Bitcoin, the pioneering cryptocurrency, maintained a tight trading range as it approached the December 24 weekly close, with its price hovering around $42,765. Amidst this relatively stable phase, traders and analysts are closely watching for signs of a potential breakout.
One such popular trader and analyst, known as Credible Crypto, shared insights on social media platform X (presumably Twitter), suggesting that Bitcoin's current trading pattern indicates a phase of accumulation.
Credible Crypto's analysis points to several factors that could set the stage for Bitcoin's price to surge.The expectation is for a push to over $50,000, driven by what the analyst describes as final accumulation stages.
"It really does not get much better than this,” one of the posts stated, indicating confidence in the imminent rise in Bitcoin's value.
Market Indicators and Order Book DataKey market indicators are resetting, a development Credible Crypto views as essential for fueling an upward trajectory. The accumulation range, combined with new local lows in aggregate open interest (OI), active buying on Coinbase, and nearly fully reset funding rates, all contribute to an environment ripe for a price increase.

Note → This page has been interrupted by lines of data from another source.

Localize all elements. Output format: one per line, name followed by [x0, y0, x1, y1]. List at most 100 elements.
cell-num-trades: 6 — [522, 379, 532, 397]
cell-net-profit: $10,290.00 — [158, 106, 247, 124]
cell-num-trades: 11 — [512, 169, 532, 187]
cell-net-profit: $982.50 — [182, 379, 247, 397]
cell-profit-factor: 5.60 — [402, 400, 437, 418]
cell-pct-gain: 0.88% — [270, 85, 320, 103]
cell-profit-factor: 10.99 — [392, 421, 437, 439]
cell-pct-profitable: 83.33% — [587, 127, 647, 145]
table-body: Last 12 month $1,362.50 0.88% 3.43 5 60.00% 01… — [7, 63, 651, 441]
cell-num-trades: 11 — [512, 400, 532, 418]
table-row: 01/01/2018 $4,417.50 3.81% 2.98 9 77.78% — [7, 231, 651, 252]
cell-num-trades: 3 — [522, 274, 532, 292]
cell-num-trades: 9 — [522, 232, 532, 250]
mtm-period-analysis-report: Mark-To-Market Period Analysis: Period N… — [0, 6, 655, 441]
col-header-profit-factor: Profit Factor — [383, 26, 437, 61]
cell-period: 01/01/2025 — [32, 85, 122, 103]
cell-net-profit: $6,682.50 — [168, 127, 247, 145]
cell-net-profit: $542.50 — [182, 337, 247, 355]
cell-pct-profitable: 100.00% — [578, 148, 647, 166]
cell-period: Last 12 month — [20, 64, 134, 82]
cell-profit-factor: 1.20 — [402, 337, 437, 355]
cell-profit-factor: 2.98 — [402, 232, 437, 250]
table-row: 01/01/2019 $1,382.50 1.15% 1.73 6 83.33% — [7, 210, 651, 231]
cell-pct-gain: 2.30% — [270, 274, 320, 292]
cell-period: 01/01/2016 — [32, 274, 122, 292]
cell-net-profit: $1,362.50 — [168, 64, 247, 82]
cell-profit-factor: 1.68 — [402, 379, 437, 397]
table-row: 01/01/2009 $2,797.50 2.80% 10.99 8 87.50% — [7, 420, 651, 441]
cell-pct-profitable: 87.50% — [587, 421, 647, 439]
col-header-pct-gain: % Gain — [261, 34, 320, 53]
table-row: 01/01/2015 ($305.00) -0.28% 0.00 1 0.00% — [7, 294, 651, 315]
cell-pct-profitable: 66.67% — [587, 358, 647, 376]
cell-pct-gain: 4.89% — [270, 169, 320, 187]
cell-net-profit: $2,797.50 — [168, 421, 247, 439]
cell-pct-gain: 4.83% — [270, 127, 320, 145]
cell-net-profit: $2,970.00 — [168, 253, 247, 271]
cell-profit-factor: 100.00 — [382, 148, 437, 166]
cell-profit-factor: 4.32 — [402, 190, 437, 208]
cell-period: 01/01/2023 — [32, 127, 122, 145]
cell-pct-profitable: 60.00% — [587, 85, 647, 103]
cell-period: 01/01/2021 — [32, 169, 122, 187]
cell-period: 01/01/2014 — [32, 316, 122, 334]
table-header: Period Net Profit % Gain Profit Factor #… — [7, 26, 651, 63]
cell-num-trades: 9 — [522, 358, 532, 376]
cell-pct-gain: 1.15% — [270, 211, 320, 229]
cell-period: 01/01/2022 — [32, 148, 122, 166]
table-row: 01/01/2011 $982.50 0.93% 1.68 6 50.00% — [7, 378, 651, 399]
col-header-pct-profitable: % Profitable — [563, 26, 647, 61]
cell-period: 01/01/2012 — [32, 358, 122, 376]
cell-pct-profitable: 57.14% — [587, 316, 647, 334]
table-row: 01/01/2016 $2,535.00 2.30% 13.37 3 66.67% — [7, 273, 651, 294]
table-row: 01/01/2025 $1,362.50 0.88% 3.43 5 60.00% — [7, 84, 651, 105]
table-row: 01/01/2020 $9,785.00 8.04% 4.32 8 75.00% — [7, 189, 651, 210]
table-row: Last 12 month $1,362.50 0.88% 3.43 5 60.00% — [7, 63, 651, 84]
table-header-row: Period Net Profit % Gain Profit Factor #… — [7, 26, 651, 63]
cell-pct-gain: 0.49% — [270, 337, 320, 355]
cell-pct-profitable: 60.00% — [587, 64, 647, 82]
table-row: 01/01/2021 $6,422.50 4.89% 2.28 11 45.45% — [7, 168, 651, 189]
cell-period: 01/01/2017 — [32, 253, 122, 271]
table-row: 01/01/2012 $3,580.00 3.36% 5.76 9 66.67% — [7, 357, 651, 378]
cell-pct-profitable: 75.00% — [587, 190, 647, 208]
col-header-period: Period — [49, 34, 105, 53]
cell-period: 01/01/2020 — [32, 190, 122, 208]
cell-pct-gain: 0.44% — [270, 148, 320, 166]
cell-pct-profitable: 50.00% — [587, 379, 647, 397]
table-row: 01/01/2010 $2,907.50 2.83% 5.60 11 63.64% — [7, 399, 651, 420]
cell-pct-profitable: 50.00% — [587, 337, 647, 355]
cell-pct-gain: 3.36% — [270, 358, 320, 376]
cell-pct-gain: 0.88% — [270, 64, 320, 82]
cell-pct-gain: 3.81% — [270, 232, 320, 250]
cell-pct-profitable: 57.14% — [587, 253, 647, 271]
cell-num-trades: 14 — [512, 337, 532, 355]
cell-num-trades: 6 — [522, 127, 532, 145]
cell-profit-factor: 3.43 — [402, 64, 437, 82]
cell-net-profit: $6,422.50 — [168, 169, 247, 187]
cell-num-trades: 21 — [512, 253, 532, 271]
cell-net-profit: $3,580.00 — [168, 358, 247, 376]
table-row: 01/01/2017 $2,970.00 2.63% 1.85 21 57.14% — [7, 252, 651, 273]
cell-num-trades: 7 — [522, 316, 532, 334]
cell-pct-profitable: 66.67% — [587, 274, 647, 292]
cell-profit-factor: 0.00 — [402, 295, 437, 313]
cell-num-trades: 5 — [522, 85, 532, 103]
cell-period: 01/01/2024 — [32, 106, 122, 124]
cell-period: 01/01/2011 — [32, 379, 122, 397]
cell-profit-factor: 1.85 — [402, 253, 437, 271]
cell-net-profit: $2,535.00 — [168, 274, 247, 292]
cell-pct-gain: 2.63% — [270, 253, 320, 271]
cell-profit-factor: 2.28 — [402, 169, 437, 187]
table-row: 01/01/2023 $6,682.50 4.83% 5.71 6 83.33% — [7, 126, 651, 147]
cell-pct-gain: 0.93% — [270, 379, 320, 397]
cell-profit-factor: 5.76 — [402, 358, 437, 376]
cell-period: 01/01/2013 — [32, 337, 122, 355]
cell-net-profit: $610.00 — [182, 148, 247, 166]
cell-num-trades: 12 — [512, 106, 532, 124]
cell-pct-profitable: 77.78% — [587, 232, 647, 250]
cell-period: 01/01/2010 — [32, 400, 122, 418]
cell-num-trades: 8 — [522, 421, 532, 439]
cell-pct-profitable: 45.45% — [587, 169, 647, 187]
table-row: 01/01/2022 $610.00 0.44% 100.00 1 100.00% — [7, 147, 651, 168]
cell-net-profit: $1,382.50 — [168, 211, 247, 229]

The analyst also mentioned a hope for a brief dip into the low $43,000 range to fill more bids before the anticipated rise. Concurrently, order book data for the BTC/USDT pair on Binance, the largest global exchange, highlighted significant resistance levels.
As of the report, resistance was situated at and just below the $45,000 mark, corresponding to approximately $92 million in ask liquidity, according to trading resource Material Indicators.
However, there's a contrasting view from Keith Alan, co-founder of Material Indicators. Alan cautioned that holiday trading activity might not provide enough momentum for bulls to breach these resistance levels.
He suggested that a reallocation of liquidity by owners could thin out resistance, paving the way for upward movement. Alan's commentary indicated that while sudden breakthroughs have occurred since October, continued market consolidation or correction would be healthier in the long term.